You’ve heard it before: oatmeal reduces cholesterol. Oatmeal producers have obtained permission from the FDA to use a cholesterol-reducing claim. The American Heart Association provides a (paid) endorsement of Quaker Oats.

I’ve lost count of the times I’ve asked someone whether they ate a healthy breakfast and the answer was “Sure. I had oatmeal.”

Is this true? Is oatmeal heart healthy because it reduces LDL cholesterol?

I don’t think so. Try this: Have a serving of slow-cooked (e.g., steel-cut, Irish, etc.) oatmeal. Most people will consume oatmeal with skim or 1% milk and some dried or fresh fruit. Wait an hour, then check your blood sugar.
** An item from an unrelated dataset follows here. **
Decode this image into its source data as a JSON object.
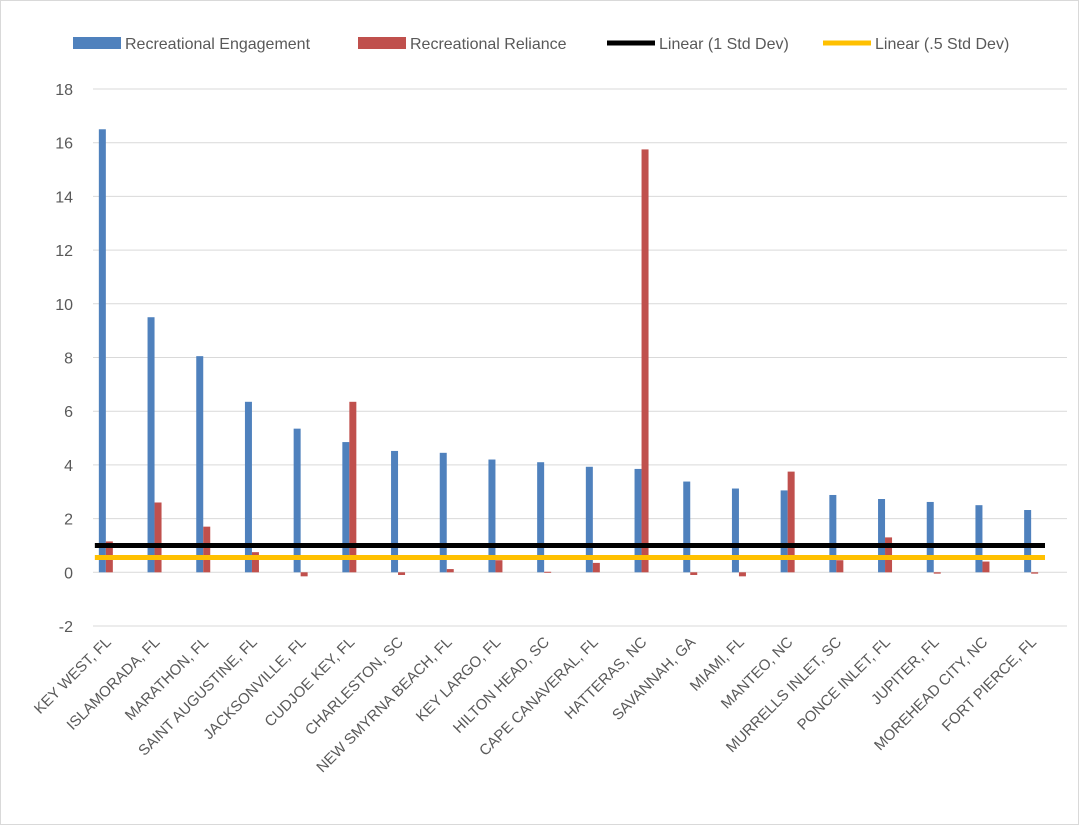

If you are not diabetic and have a fasting blood sugar in the “normal” range (<100 mg/dl), you will typically have a 1-hour blood glucose of 150-180 mg/dl--very high. If you have mildly increased fasting blood sugars between 100 and 126 mg/dl, postprandial (after-eating) blood sugars will easily exceed 180 mg/dl. If you have diabetes, hold onto your hat because, even if you take medications, blood sugar one hour after oatmeal will usually be between 200 and 300 mg/dl

This is because oatmeal is converted rapidly to sugar, and a lot of it. Even if you were to repeat the experiment with no dried or fresh fruit, you will still witness high blood sugars in these ranges. Do like some people and pile on the raisins, dried cranberries, or brown sugar, and you will see blood sugars go even higher.

Blood sugars this high, experienced repetitively, will damage the delicate insulin-producing beta cells of your pancreas (glucose toxicity). It also glycates proteins of the eyes and vascular walls. The blood glucose effects of oatmeal really don’t differ much from a large Snickers bar or bowl of jelly beans.

If you are like most people, you too will show high blood sugars after oatmeal. It’s easy to find out . . . check your postprandial blood sugar.

In past, I recommended oat products, specifically oat bran, to reduce LDL, especially small LDL. I’ve changed my mind: I now no longer recommend any oat product due to its blood sugar-increasing effects.

Better choices: eggs, ground flaxseed as a hot cereal, cheese (the one dairy product that does not excessively trigger insulin), raw nuts, salads, leftovers from last evening’s dinner.